Collor se elegeu com o velho programa antiestatista e conservador da direita. Era contra os políticos, os gastos públicos, e defendia a redução do Estado e do governo. No governo, confiscou as contas bancárias e a poupança, congelou os salários, cortou subsídios e incentivos fiscais, privatizou empresas estatais, extinguiu órgãos do governo federal. Ao abrir o mercado nacional às importações, causou forte crise econômica e o fechamento de inúmeras empresas nacionais. Os trabalhadores logo sentiram o preço alto da aventura – já no primeiro ano de seu governo, em 1990, o desemprego cresceu como nunca, e mais de 920 mil postos de trabalho foram extintos.

O governo de Collor de Mello resultou num desastre social e econômico que foi muito além de sua curta duração (ele foi varrido da Presidência em outubro de 1992) mas persistiu nos nefastos anos neoliberais de Fernando Henrique Cardoso. Aquele desastre só começou a ser superado depois da posse de Lula na Presidência, em 2003.

O programa de Marina ameaça as conquistas populares

Nas eleições seguintes a 2002 (em 2006, 2010 e agora, em 2014), a direita se esforçou em encontrar um novo “anti-Lula” – um “anti-Dilma”, “anti-PT”, “anti-esquerda” que, não importa como fossem designados, fosse o portador do mesmo programa neoliberal, antinacional e antidesenvolvimentista que a direita neoliberal sempre procurou impor ao país.

Esse programa não tem novidade. É sempre o mesmo conjunto de medidas defendidas pela direita neoliberal – corte nos gastos públicos, aumento de juros, Estado mínimo que não interfira na economia nem fomente o desenvolvimento. Que deixe a gestão da economia às imposições e caprichos do “mercado” (isto é, sob o comando do grande capital). Que coloque o Brasil de joelhos perante os interesses do imperialismo, sobretudo dos EUA.

São medidas que fazem parte do programa anunciado por Marina Silva em 29 de agosto.
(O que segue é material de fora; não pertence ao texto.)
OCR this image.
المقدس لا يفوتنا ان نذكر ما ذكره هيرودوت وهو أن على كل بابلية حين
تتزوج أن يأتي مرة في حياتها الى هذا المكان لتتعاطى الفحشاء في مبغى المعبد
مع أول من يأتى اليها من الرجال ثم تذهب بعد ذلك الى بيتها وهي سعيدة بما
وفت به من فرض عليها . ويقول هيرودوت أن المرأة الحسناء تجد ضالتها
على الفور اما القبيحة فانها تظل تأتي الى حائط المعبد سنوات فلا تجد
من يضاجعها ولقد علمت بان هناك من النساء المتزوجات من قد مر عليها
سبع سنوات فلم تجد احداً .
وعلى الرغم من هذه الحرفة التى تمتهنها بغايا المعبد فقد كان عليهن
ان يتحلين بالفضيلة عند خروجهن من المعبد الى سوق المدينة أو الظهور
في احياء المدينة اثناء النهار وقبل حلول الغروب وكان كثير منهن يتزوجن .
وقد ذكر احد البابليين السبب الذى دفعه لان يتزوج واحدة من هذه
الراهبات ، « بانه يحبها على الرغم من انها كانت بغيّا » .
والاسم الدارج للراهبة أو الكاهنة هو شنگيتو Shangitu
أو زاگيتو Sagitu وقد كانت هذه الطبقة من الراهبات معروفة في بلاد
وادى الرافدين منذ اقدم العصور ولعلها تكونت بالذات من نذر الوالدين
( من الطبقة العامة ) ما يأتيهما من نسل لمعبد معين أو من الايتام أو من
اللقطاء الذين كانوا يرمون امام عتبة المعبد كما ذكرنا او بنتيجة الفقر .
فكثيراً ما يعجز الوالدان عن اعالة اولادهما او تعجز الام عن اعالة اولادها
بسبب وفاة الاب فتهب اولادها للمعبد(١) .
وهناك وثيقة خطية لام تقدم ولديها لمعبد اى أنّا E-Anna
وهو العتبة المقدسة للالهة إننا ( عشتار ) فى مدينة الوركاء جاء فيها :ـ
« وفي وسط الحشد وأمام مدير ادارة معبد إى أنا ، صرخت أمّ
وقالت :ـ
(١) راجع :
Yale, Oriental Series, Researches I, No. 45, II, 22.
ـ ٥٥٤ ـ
Elas representam o retorno do passado que começou a ser superado em 2003.

Para os trabalhadores e os brasileiros, a face da aventura que o programa da direita, agora encarnado por Marina Silva, será a mesma daquele passado neoliberal desastroso que não pode ser esquecido. Ele trouxe desemprego, arrocho salarial, pobreza e carências cada vez maiores. Para a economia brasileira, será a volta de uma época em que Estado favorecia apenas o grande capital especulativo, com dificuldades cada vez maiores para os empresários da produção. O programa de Marina Silva inclui a ameaça de afastamento do Mercosul e dos novos parceiros mundiais como China, Rússia, Índia e África do Sul. lsso significa a disposição de colocar de novo o país na órbita do imperialismo dos EUA e da Europa Ocidental, com desprezo total pela soberania nacional.

São medidas que soam como música para o grande capital especulativo, brasileiro e estrangeiro. Marina Silva que vai fazer a independência do Banco Central. Com isso, vai colocar a autoridade monetária brasileira nas mãos do mercado financeiro que vive da especulação e dos juros altos. O Banco Central deixará assim de ser um instrumento da política econômica soberana e de controle sobre a ganância especulativa.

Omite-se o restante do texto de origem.